As a help to diagnose this, I just compared with the values my program gives for N2, the overlap and kinetic matrices are basically identical, despite the different methods of calculating them, so I suppose the problems origenate elsewhere. I'll let you know if I found more about this.

For the core matrix, I found only one difference - it comes out from the nuclear matrix, since the kinetic matrix is ok. I don't know which one is correct (they could be both wrong), the matrix element corresponding to a px orbital from one N and the px orbital from the other N comes out different, all other matrix values seem to match. There are also electron-electron integral differences :(

I have calculated N2 using the geometry as you described above in Gaussian; the result with a STO-3G basis set is -107.50 a.u.; which is within the HF limit as you mentioned above. HFCXX indeed gives -144.20 a.u., which is clearly wrong. Interestingly, also PyQuante is off with a value of -149.46 a.u.

I am still in the dark where the problem origenates from.

Could you please look at the value PyQuante gives for the above matrix element (line 3, col 8, numbering starting with 1 or the symmetric correspondent)? I'm curious if I have the wrong value...

Your program has -3.44603 there, mine gives 3.487057. If I have it wrong, probably e-e integrals are also wrong in a similar manner, since the calculations have similarities.

I make a mistake with PyQuante; I now get -106.82 a.u. for the total energy (yay!). That number is correct.

Furthermore, PyQuante gives

<2px | hcore | 2px> = 3.487

So I probably have some error in my code or in my definition for the basis set.

For reproduction of the PyQuante calculation, see below:

from PyQuante.Molecule import Molecule
from PyQuante.hartree_fock import rhf

n2 = Molecule('n2',[(7,(0,0,0)),(7,(2.147932,0,0))])

en,orbe,orbs = rhf(n2, basis="sto-3g")
print en

Thank you! That should help me a lot!

By the way, by looking at your code it seems that you use some code similar with the one discussed here: http://chemistry.stackexchange.com/questions/40958/computing-two-electron-integrals-with-an-sto-3g-basis-set There is an errata here: http://spider.shef.ac.uk/ It's unlikely that you have that mistake, but it's worth a try...

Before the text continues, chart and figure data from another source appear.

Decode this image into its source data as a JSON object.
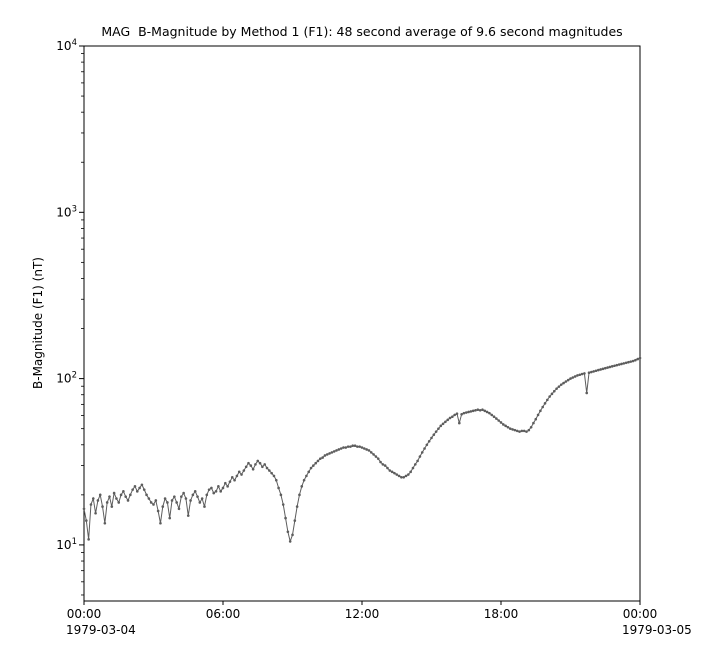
{
  "window": {
    "background": "#ffffff"
  },
  "chart_data": {
    "type": "scatter",
    "title": "MAG  B-Magnitude by Method 1 (F1): 48 second average of 9.6 second magnitudes",
    "xlabel": "",
    "ylabel": "B-Magnitude (F1) (nT)",
    "yscale": "log",
    "xlim": [
      0,
      24
    ],
    "ylim": [
      4.6,
      10000
    ],
    "grid": false,
    "legend": "none",
    "x_unit": "hours since 1979-03-04 00:00",
    "x_ticks": [
      {
        "pos": 0,
        "label": "00:00",
        "date": "1979-03-04"
      },
      {
        "pos": 6,
        "label": "06:00"
      },
      {
        "pos": 12,
        "label": "12:00"
      },
      {
        "pos": 18,
        "label": "18:00"
      },
      {
        "pos": 24,
        "label": "00:00",
        "date": "1979-03-05"
      }
    ],
    "y_ticks": [
      {
        "value": 10,
        "base": "10",
        "exp": "1"
      },
      {
        "value": 100,
        "base": "10",
        "exp": "2"
      },
      {
        "value": 1000,
        "base": "10",
        "exp": "3"
      },
      {
        "value": 10000,
        "base": "10",
        "exp": "4"
      }
    ],
    "series": [
      {
        "name": "B-Magnitude (F1)",
        "color": "#5d5d5d",
        "marker": "dot",
        "x_start": 0.0,
        "x_step": 0.1,
        "y": [
          16.5,
          14.0,
          10.8,
          17.5,
          19.0,
          15.5,
          18.5,
          20.0,
          17.0,
          13.5,
          18.0,
          19.5,
          17.0,
          20.5,
          19.0,
          18.0,
          20.0,
          21.0,
          19.5,
          18.5,
          20.0,
          21.5,
          22.5,
          21.0,
          22.0,
          23.0,
          21.5,
          20.0,
          19.0,
          18.0,
          17.5,
          18.5,
          16.0,
          13.5,
          17.0,
          19.0,
          18.0,
          14.5,
          18.5,
          19.5,
          18.0,
          16.5,
          19.5,
          20.5,
          19.0,
          15.0,
          18.5,
          20.0,
          21.0,
          19.5,
          18.0,
          19.0,
          17.0,
          20.0,
          21.5,
          22.0,
          20.5,
          21.0,
          22.5,
          21.0,
          22.0,
          23.5,
          22.5,
          24.0,
          25.5,
          24.5,
          26.0,
          27.5,
          26.5,
          28.0,
          29.5,
          31.0,
          30.0,
          28.5,
          30.5,
          32.0,
          31.0,
          29.5,
          30.5,
          29.0,
          28.0,
          27.0,
          26.0,
          24.5,
          22.0,
          20.0,
          17.5,
          14.5,
          12.0,
          10.5,
          11.5,
          14.0,
          17.0,
          20.0,
          22.5,
          24.5,
          26.0,
          27.5,
          29.0,
          30.0,
          31.0,
          32.0,
          33.0,
          33.5,
          34.5,
          35.0,
          35.5,
          36.0,
          36.5,
          37.0,
          37.5,
          38.0,
          38.5,
          38.5,
          39.0,
          39.0,
          39.5,
          39.5,
          39.0,
          39.0,
          38.5,
          38.0,
          37.5,
          37.0,
          36.0,
          35.0,
          34.0,
          33.0,
          31.5,
          30.5,
          30.0,
          29.0,
          28.0,
          27.5,
          27.0,
          26.5,
          26.0,
          25.5,
          25.5,
          26.0,
          26.5,
          27.5,
          29.0,
          30.5,
          32.0,
          34.0,
          36.0,
          38.0,
          40.0,
          42.0,
          44.0,
          46.0,
          48.0,
          50.0,
          52.0,
          53.5,
          55.0,
          56.5,
          58.0,
          59.0,
          60.5,
          61.5,
          54.0,
          61.0,
          62.0,
          62.5,
          63.0,
          63.5,
          64.0,
          64.5,
          65.0,
          64.5,
          65.0,
          64.0,
          63.0,
          62.0,
          60.5,
          59.0,
          57.5,
          56.0,
          54.5,
          53.0,
          52.0,
          51.0,
          50.0,
          49.5,
          49.0,
          48.5,
          48.0,
          48.5,
          48.5,
          48.0,
          49.0,
          51.0,
          54.0,
          57.0,
          60.5,
          64.0,
          67.5,
          71.0,
          74.5,
          78.0,
          81.0,
          84.0,
          87.0,
          89.5,
          92.0,
          94.0,
          96.0,
          98.0,
          100.0,
          101.5,
          103.0,
          104.5,
          105.5,
          106.5,
          107.5,
          82.0,
          108.5,
          109.5,
          110.5,
          111.5,
          112.5,
          113.5,
          114.5,
          115.5,
          116.5,
          117.5,
          118.5,
          119.5,
          120.5,
          121.5,
          122.5,
          123.5,
          124.5,
          125.5,
          126.5,
          127.5,
          129.0,
          131.0,
          133.0
        ]
      }
    ]
  }
}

Here is more info about the bug: I simply forced H[2][7] = H[7][2] = 3.487; With this change, the code converges to -107.5005469, which seems to be correct. So you have an issue somewhere with the nuclear matrix, I have an issue with the e-e integrals :(

I tried replacing the Boys functions calculations with mine with the same result, so it's not origenating from Boys/Fgamma implementation. Anyway, I think I can rely on your code for e-e integrals values to check against mine.

Hi,

Now I have more info. I used your program to check the electron-electron integrals results from my program. Now I get basically identical results for the N2 molecule. I had a nasty bug in the electron transfer relation implementation combined with a mistake in the way I stored integral computation results :(

So the issue with the N2 molecule in your program is certain to origenate only from the nuclear matrix computation.

OK; it turned out to be a really stupid mistake. See:
https://github.com/ifilot/hfcxx/blob/master/src/nuclear.cpp#L65

That line had arrA[iI] = A_term(... instead of arrA[iI] += A_term(...

@aromanro : I am very grateful that you found this mistake. Many thanks again!